Contemporary Fantasy, Did Not Finish

Review: Black Water Sister (DNF)

Cover of the book, featuring a pale girl with long black hair and a black shirt looking slightly up towards the sky; her body below the elbows is dissolving into maroon, purple, and blue-gray smoke.

Title: Black Water Sister

Author: Zen Cho

Genre: Contemporary Fantasy

Trigger Warnings: Death of parent (mentions), cancer (mentions), injuries, murder (attempted), blood (brief), violence, loss of bodily autonomy

Note: Trigger warnings in DNF books only cover the part I read. There may be triggers further in the book that I did not encounter.

Read To: 68%

Back Cover:

When Jessamyn Teoh starts hearing a voice in her head, she chalks it up to stress. Closeted, broke and jobless, she’s moving back to Malaysia with her parents – a country she last saw when she was a toddler.

She soon learns the new voice isn’t even hers, it’s the ghost of her estranged grandmother. In life, Ah Ma was a spirit medium, avatar of a mysterious deity called the Black Water Sister. Now she’s determined to settle a score against a business magnate who has offended the god—and she’s decided Jess is going to help her do it, whether Jess wants to or not.

Drawn into a world of gods, ghosts, and family secrets, Jess finds that making deals with capricious spirits is a dangerous business, but dealing with her grandmother is just as complicated. Especially when Ah Ma tries to spy on her personal life, threatens to spill her secrets to her family and uses her body to commit felonies. As Jess fights for retribution for Ah Ma, she’ll also need to regain control of her body and destiny – or the Black Water Sister may finish her off for good.

Review:

I read Zen Cho’s The Order of the Pure Moon Reflected in Water and was mostly impressed by how rich it could have been if it had taken more time to explore the characters and setting.
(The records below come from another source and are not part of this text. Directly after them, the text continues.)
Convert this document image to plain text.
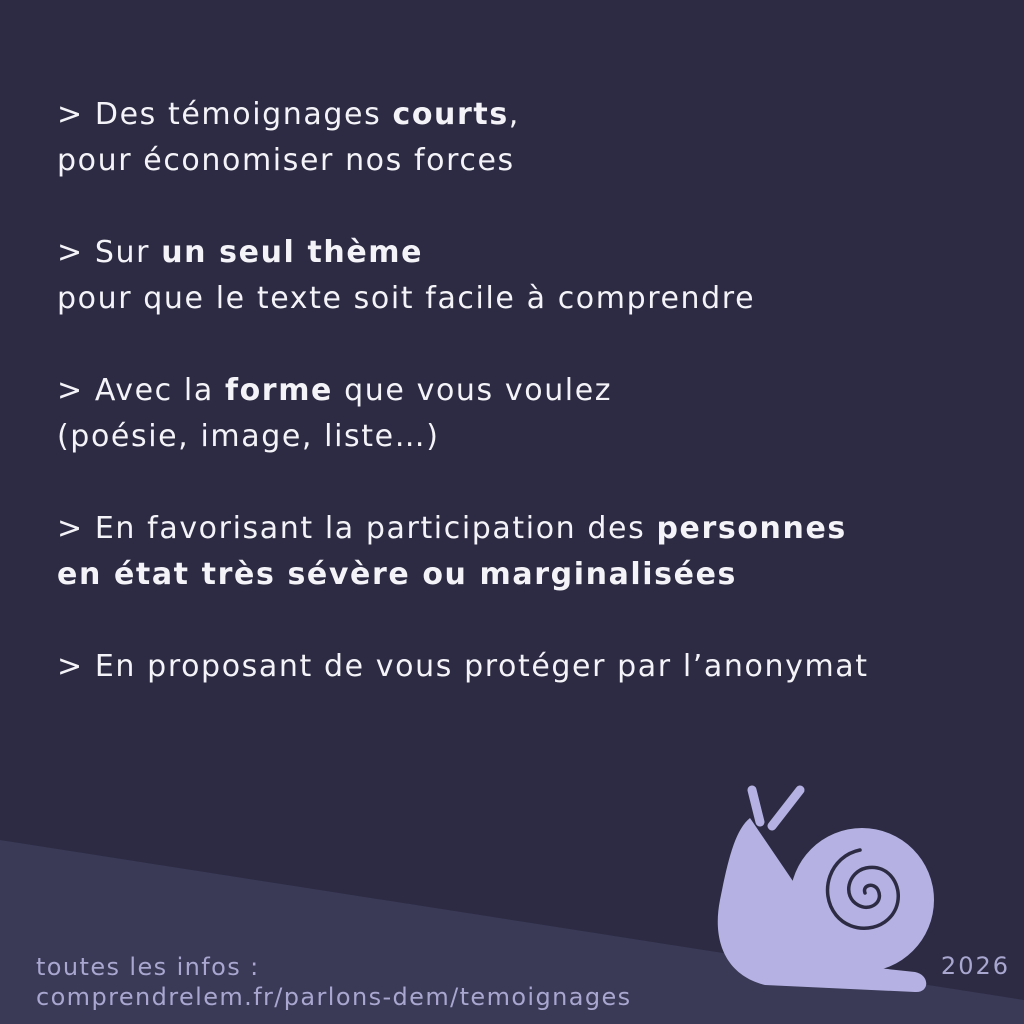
> Des témoignages courts,
pour économiser nos forces
> Sur un seul thème
pour que le texte soit facile à comprendre
> Avec la forme que vous voulez
(poésie, image, liste…)
> En favorisant la participation des personnes
en état très sévère ou marginalisées
> En proposant de vous protéger par l’anonymat
toutes les infos :
comprendrelem.fr/parlons-dem/temoignages
2026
So I decided to try a full-length novel and find out if the extra space would provide a better experience.

The good news is that a longer book made for a much better protagonist and a more interesting (although still not as great as I think it could be) setting. The bad news is, I didn’t particularly like everything else.
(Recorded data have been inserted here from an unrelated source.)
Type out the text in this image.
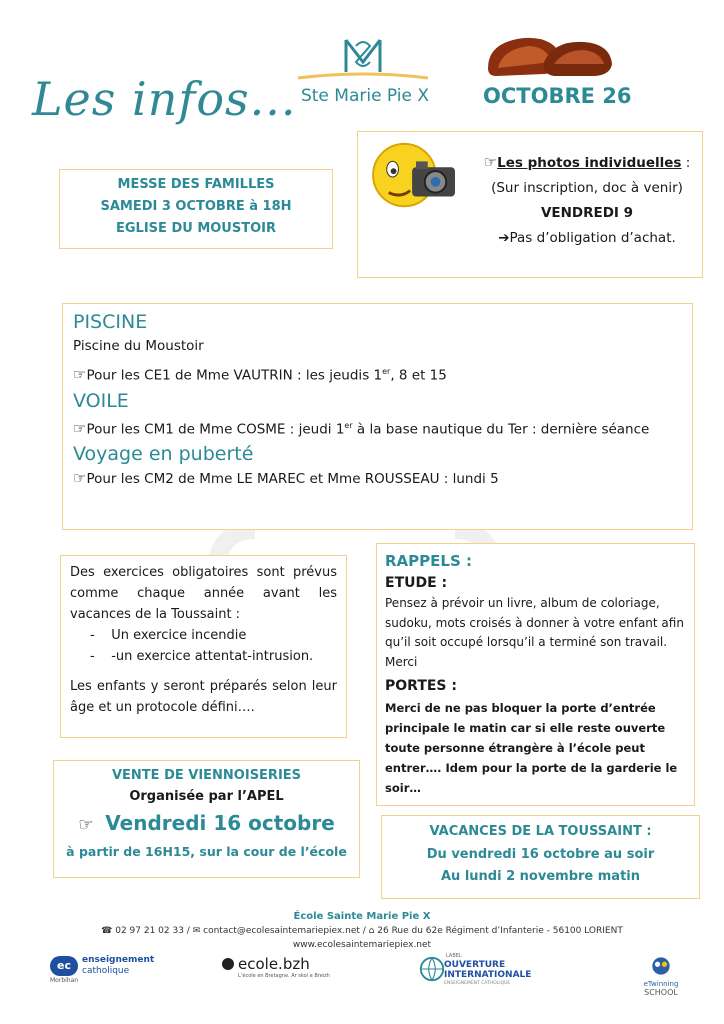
Les infos... Ste Marie Pie X	OCTOBRE 26
MESSE DES FAMILLES
SAMEDI 3 OCTOBRE à 18H
EGLISE DU MOUSTOIR
☞Les photos individuelles :
(Sur inscription, doc à venir)
VENDREDI 9
➔Pas d’obligation d’achat.
PISCINE
Piscine du Moustoir
☞Pour les CE1 de Mme VAUTRIN : les jeudis 1er, 8 et 15
VOILE
☞Pour les CM1 de Mme COSME : jeudi 1er à la base nautique du Ter : dernière séance
Voyage en puberté
☞Pour les CM2 de Mme LE MAREC et Mme ROUSSEAU : lundi 5
Des exercices obligatoires sont prévus comme chaque année avant les vacances de la Toussaint :
-    Un exercice incendie
-    -un exercice attentat-intrusion.
Les enfants y seront préparés selon leur âge et un protocole défini….
RAPPELS :
ETUDE :
Pensez à prévoir un livre, album de coloriage, sudoku, mots croisés à donner à votre enfant afin qu’il soit occupé lorsqu’il a terminé son travail. Merci
PORTES :
Merci de ne pas bloquer la porte d’entrée principale le matin car si elle reste ouverte toute personne étrangère à l’école peut entrer…. Idem pour la porte de la garderie le soir…
VENTE DE VIENNOISERIES
Organisée par l’APEL
☞  Vendredi 16 octobre
à partir de 16H15, sur la cour de l’école
VACANCES DE LA TOUSSAINT :
Du vendredi 16 octobre au soir
Au lundi 2 novembre matin
École Sainte Marie Pie X
☎ 02 97 21 02 33 / ✉ contact@ecolesaintemariepiex.net / ⌂ 26 Rue du 62e Régiment d’Infanterie - 56100 LORIENT
www.ecolesaintemariepiex.net
ec	enseignement
catholique
Morbihan
ecole.bzh
L’école en Bretagne. Ar skol e Breizh
LABEL
OUVERTURE
INTERNATIONALE
ENSEIGNEMENT CATHOLIQUE	eTwinning
SCHOOL
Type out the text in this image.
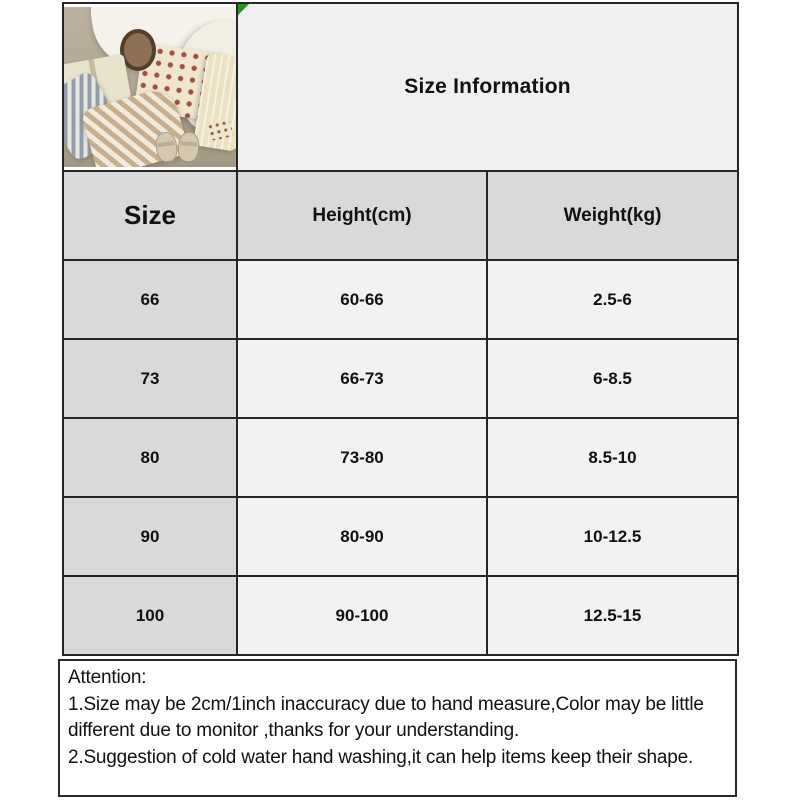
Size Information	
Size	Height(cm)	Weight(kg)
66	60-66	2.5-6
73	66-73	6-8.5
80	73-80	8.5-10
90	80-90	10-12.5
100	90-100	12.5-15
Attention:
1.Size may be 2cm/1inch inaccuracy due to hand measure,Color may be little different due to monitor ,thanks for your understanding.
2.Suggestion of cold water hand washing,it can help items keep their shape.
Jess herself is pretty good. She hasn’t told her parents that she’s gay, let alone that she has a girlfriend. She feels like a failure, she knows her parents are struggling financially (and emotionally, though her mother’s and father’s problems in that regard are different) and she’s determined to do her best to protect them. This is complicated by the spirit of Ah Ma, her mother’s mother, who is the meanest, most entitled character I’ve ever had the displeasure of reading about, especially since she needs Jess’s body to do anything. If having your consciousness shoved to the back of your head while someone else pilots your body is as triggering an idea for you as it is for me, there are several scenes you are not going to like.

I was also frustrated by Jess’s refusal to tell anyone about anything. This may be a personal gripe, as I’m a huge believer in the power of an open and honest conversation to solve a good 90% of problems, but Jess refused to tell anyone what was happening even when they asked. I do get not wanting to tell certain things to your parents, but at least her girlfriend should have been supportive, even if she didn’t really understand. To a point, I understand not wanting to talk about all of the ridiculousness happening, but Jess’s complete refusal to even ask questions that might provide useful information got frustrating. And the only person she ever did ask, Ah Ma, gave reluctant answers that were sometimes complete lies.

There’s also not a whole lot in terms of plot. It starts out with Ah Ma wanting to stop a sacred grove being bulldozed to build condos, But that goes out the window pretty quick, and all of the sudden we’re dealing with assorted deities, mafia wars, how complicated relationships get when you don’t tell people anything, and Ah Ma’s opinion that a little murder solves a lot of problems. I’m still not entirely sure what the main conflict even was, because after it gave up on the “save the sacred grove” ideas, it just seemed to be a hodgepodge of small problems slowing tearing Jess’s life apart.

That’s not to say it was all bad. I’m always down for stories about gods and spirits, especially ones I don’t know much about. The setting – or at least the bits of it that came through – was really interesting. I wish it could have been more vibrant, as it gives the impression that the author is so familiar with Malaysia that she doesn’t consider what foreigners might want to read about it, but what was there was great. I liked Jess herself, for the most part, and the guy who definitely would have been the love interest if Jess wasn’t a lesbian was a pretty cool character. I think I liked him the best.

There were good ideas here. The concept was solid, and I don’t think I’ve read anything set in Malaysia before (unless you count The Order of the Pure Moon Reflected in Water, which I don’t because I thought it was set in fantasy China until I read the author’s website). But Jess’s refusal to communicate anything to anyone and Ah Ma’s hateful disregard for Jess made this story more frustrating than anything.